Freeman Dyson. Photo: Bryan Bedder/Getty Images for Breakthrough Prize Foundation
The renowned physicist and polymath Freeman Dyson passed away near Princeton, New Jersey, on Feb. 28, at the age of 96.
Why it matters: Dyson was a dazzling scientist, but his true genius lay in his astonishing imagination, which reached for the farthest edges of the cosmos.
- In 1949, Dyson tackled one of the trickiest problems in the field: how to describe the behavior of electrons and photons.
- Dyson's insight, which came to him while riding a Greyhound bus through Nebraska, proved key to quantum electrodynamics, which the physicist Richard Feynman called the "jewel of physics."

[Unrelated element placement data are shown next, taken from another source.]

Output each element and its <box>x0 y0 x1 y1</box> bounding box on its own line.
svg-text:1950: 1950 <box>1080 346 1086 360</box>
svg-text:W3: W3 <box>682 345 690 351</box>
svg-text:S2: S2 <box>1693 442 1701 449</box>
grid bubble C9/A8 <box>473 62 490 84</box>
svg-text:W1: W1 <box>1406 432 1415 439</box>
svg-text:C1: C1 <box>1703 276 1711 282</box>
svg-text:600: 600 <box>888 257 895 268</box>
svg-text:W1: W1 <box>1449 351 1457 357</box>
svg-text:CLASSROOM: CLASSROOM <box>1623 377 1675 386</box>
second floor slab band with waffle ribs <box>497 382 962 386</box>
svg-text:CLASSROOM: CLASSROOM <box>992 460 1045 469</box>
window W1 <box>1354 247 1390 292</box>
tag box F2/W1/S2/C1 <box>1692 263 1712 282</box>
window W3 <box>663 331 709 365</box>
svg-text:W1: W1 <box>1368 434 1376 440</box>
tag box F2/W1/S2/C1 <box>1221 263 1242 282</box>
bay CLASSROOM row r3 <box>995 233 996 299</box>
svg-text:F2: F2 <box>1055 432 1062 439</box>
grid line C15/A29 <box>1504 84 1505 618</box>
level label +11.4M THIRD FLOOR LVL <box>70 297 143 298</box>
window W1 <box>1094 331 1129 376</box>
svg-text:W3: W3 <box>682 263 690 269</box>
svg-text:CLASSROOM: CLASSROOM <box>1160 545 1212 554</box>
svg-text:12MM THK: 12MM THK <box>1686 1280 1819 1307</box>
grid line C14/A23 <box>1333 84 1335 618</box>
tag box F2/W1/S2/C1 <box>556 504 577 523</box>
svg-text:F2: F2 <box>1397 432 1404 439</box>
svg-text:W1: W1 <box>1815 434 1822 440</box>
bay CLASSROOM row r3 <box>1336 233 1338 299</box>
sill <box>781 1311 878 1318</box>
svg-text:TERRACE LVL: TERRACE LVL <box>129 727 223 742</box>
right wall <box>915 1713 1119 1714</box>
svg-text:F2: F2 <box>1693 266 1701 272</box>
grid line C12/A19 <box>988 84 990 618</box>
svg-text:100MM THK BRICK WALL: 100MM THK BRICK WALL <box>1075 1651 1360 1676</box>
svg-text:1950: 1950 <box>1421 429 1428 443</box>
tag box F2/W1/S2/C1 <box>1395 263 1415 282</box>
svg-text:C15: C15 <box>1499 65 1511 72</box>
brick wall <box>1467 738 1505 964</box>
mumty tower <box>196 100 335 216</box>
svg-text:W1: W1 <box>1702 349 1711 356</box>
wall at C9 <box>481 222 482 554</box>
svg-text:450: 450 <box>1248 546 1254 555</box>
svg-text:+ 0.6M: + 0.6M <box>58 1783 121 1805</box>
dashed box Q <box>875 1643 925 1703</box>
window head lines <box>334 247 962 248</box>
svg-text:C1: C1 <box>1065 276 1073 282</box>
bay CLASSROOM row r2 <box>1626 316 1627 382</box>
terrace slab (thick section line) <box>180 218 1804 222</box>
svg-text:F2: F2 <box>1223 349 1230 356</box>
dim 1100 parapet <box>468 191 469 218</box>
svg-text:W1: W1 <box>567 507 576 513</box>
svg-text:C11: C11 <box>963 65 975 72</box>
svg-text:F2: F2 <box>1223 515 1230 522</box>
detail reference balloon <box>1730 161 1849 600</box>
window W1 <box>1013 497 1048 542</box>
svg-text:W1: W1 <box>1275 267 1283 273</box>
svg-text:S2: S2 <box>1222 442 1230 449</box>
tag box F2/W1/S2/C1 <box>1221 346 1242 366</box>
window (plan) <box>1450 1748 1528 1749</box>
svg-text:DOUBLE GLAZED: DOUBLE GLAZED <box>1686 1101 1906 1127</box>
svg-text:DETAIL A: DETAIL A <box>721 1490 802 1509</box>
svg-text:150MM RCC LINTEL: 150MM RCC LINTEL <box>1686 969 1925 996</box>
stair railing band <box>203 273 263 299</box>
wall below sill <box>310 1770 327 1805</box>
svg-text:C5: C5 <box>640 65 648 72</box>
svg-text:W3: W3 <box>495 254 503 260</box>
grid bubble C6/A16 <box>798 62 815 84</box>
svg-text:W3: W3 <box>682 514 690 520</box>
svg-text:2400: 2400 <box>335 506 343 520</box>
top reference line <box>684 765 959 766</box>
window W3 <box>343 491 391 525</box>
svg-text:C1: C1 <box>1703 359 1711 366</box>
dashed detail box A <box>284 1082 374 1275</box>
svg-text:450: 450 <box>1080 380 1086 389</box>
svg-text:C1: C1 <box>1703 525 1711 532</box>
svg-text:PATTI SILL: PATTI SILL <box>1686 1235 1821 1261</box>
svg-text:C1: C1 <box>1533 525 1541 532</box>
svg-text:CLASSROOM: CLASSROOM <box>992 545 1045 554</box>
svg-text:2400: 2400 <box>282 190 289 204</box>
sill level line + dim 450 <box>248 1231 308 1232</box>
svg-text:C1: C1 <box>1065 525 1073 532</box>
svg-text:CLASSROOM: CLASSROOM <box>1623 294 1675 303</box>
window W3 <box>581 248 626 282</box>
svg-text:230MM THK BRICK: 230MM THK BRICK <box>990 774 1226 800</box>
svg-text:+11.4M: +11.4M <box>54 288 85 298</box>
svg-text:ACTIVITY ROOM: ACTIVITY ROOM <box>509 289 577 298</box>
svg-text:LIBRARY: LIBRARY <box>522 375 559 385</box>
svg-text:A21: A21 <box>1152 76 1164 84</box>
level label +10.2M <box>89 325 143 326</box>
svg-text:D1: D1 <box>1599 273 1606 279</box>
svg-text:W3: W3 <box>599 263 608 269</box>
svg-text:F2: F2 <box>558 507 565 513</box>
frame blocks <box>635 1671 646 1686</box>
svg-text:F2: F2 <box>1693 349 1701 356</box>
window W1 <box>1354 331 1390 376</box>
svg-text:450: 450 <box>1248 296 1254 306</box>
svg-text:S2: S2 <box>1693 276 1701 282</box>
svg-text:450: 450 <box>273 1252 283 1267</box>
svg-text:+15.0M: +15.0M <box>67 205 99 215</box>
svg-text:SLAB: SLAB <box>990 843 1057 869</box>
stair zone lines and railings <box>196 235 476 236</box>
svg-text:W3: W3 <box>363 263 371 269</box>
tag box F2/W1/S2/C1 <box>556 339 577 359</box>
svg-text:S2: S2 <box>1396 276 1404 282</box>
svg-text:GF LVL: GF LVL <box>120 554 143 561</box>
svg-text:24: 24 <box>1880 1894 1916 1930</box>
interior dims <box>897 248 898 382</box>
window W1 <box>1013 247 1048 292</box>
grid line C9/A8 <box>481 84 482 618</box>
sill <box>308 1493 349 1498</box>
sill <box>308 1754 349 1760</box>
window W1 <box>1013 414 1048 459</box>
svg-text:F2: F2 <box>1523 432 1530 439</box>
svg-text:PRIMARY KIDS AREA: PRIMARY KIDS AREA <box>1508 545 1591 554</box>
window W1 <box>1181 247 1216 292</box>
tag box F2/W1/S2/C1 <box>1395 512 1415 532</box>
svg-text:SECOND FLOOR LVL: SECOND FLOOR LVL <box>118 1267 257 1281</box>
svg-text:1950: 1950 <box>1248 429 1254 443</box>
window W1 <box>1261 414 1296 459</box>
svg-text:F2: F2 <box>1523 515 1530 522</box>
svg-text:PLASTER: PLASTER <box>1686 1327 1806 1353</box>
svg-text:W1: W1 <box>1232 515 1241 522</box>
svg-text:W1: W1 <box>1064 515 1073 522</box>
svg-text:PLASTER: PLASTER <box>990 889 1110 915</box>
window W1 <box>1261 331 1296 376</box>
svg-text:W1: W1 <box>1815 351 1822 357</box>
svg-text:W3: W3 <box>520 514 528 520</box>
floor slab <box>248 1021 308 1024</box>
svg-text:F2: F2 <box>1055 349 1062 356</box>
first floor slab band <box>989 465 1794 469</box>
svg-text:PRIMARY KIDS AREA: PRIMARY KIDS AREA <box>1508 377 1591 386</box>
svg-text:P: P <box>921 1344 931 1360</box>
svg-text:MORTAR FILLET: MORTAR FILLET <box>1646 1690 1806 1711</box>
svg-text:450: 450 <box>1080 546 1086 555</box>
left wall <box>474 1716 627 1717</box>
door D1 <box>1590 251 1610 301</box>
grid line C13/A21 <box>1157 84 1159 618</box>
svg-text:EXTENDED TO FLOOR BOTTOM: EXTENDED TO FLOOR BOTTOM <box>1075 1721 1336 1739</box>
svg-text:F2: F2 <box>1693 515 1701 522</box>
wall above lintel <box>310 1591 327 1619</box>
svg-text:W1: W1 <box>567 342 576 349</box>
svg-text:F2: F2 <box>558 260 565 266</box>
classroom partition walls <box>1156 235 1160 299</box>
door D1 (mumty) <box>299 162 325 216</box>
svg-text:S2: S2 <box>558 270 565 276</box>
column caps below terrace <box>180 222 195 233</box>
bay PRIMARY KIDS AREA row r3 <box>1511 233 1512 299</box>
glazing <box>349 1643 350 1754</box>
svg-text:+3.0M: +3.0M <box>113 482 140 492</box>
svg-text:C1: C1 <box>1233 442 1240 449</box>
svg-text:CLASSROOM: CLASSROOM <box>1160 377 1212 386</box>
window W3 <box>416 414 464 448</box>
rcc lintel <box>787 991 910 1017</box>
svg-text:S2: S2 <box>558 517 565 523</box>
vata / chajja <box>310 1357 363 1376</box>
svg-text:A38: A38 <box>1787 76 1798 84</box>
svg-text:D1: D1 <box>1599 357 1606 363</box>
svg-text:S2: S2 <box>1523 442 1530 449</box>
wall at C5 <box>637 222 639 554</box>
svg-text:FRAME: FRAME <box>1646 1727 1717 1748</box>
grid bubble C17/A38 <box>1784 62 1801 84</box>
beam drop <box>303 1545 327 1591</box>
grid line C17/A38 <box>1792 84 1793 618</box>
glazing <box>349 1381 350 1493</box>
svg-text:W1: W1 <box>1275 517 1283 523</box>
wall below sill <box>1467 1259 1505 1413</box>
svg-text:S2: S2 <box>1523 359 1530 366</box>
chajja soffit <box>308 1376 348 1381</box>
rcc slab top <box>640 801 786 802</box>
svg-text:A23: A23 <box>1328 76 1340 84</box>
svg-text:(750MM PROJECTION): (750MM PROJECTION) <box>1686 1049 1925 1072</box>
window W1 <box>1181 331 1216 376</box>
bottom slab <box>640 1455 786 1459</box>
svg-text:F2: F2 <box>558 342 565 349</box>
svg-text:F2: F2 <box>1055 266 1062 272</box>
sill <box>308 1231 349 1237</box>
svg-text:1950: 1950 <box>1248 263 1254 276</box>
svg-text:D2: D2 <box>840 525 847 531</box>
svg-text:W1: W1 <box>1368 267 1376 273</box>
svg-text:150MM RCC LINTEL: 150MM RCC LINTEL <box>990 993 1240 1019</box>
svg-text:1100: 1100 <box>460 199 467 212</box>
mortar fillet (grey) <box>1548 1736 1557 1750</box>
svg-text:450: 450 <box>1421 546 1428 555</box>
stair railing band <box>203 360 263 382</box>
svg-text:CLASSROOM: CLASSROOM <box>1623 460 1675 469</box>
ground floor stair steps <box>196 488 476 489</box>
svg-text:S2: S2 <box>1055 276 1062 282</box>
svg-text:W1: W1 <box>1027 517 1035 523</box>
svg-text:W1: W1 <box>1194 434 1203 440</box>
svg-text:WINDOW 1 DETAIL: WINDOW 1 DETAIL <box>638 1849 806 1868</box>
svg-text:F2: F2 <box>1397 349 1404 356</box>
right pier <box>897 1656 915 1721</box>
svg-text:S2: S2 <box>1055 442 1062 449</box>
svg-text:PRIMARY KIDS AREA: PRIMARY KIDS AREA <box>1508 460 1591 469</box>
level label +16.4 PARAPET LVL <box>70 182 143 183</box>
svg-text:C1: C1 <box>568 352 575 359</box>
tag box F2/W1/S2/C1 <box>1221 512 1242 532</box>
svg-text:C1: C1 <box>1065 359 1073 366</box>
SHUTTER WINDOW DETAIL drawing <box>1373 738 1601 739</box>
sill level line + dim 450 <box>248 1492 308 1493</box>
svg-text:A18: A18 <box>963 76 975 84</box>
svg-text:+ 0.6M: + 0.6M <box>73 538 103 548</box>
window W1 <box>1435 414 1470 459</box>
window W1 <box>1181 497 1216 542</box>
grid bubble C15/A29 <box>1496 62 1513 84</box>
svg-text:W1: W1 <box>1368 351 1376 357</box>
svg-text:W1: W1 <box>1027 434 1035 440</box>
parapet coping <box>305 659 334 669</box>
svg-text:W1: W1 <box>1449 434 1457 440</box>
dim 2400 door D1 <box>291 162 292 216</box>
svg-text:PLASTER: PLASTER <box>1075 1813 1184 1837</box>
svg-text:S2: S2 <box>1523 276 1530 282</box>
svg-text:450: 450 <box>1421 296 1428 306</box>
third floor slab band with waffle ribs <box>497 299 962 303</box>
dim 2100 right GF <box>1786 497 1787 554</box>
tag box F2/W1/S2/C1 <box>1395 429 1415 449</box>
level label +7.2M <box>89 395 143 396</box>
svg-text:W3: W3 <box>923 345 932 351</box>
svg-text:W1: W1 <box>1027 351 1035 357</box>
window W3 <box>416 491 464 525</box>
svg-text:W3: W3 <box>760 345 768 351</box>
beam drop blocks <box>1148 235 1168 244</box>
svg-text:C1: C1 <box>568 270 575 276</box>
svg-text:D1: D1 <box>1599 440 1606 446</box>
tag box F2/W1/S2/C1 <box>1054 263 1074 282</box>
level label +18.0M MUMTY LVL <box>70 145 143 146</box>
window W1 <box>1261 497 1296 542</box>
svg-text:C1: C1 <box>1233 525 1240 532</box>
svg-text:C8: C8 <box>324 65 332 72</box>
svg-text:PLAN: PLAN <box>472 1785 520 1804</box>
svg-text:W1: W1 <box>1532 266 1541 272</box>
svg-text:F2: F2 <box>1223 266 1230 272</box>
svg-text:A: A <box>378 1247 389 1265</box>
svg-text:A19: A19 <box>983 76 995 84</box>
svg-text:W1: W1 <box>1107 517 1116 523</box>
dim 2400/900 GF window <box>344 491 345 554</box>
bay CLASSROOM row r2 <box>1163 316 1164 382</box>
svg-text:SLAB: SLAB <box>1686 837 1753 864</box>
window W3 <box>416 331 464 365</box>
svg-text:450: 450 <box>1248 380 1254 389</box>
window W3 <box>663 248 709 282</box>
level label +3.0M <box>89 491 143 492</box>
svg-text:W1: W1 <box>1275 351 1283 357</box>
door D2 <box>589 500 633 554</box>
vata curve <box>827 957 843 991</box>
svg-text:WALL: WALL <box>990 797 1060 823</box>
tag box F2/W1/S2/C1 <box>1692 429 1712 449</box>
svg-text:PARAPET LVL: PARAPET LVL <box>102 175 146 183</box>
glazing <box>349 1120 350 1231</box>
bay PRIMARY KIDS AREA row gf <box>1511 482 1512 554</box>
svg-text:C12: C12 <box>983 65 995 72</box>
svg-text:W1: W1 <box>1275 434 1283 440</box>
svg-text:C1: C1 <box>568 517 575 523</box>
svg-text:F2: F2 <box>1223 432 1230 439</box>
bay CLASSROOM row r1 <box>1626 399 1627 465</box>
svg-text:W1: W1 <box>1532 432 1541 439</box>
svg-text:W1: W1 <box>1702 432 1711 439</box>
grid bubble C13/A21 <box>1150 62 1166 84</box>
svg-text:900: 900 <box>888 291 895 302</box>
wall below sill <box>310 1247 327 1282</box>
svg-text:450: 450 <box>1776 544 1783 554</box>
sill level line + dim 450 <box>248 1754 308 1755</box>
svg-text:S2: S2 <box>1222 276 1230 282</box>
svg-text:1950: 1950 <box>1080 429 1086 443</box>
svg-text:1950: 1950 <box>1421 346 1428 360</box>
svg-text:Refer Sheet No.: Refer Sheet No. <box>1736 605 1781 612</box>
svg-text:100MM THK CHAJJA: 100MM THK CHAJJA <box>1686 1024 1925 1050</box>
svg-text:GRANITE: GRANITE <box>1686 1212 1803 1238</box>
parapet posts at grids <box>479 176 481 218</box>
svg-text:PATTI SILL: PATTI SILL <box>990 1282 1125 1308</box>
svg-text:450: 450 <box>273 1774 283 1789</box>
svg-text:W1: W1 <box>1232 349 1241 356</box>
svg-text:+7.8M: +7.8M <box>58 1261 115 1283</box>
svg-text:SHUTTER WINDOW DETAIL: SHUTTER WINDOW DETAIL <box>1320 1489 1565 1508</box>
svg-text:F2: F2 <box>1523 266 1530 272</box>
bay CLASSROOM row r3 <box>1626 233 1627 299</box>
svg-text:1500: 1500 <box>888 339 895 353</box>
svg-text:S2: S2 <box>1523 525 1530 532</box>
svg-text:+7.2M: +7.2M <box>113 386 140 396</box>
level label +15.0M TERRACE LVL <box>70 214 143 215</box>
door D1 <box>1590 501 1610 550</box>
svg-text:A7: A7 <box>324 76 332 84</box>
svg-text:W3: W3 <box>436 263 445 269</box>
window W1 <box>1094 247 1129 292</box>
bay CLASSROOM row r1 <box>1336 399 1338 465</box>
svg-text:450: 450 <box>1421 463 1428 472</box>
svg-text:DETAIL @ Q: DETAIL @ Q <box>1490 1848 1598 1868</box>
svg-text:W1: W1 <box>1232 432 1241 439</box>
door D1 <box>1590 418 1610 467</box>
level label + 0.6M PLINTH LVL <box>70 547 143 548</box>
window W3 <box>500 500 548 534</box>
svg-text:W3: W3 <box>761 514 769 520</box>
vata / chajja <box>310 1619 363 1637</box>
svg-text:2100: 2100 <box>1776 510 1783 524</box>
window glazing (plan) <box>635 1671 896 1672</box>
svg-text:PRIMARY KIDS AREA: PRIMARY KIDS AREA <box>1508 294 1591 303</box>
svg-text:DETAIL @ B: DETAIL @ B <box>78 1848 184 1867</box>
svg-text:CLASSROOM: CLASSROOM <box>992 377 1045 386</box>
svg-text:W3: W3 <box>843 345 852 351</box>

Dyson never won a Nobel Prize for his work. He never even bothered to earn a Ph.D.
- Instead, he spent the rest of his career pursuing whatever caught his interest, migrating from atomic reactor design to nuclear bomb-powered space exploration to the mathematics of baseball.
- He achieved popular renown as a gifted scientific writer, publishing his final book in 2018 at the age of 95.
- A dedicated contrarian, later in his career he came under fire for doubting the danger of human-made climate change.
The bottom line: Few scientists can be said to have played as important a role in the making of our present than Dyson — and even fewer could so brilliantly envision the future.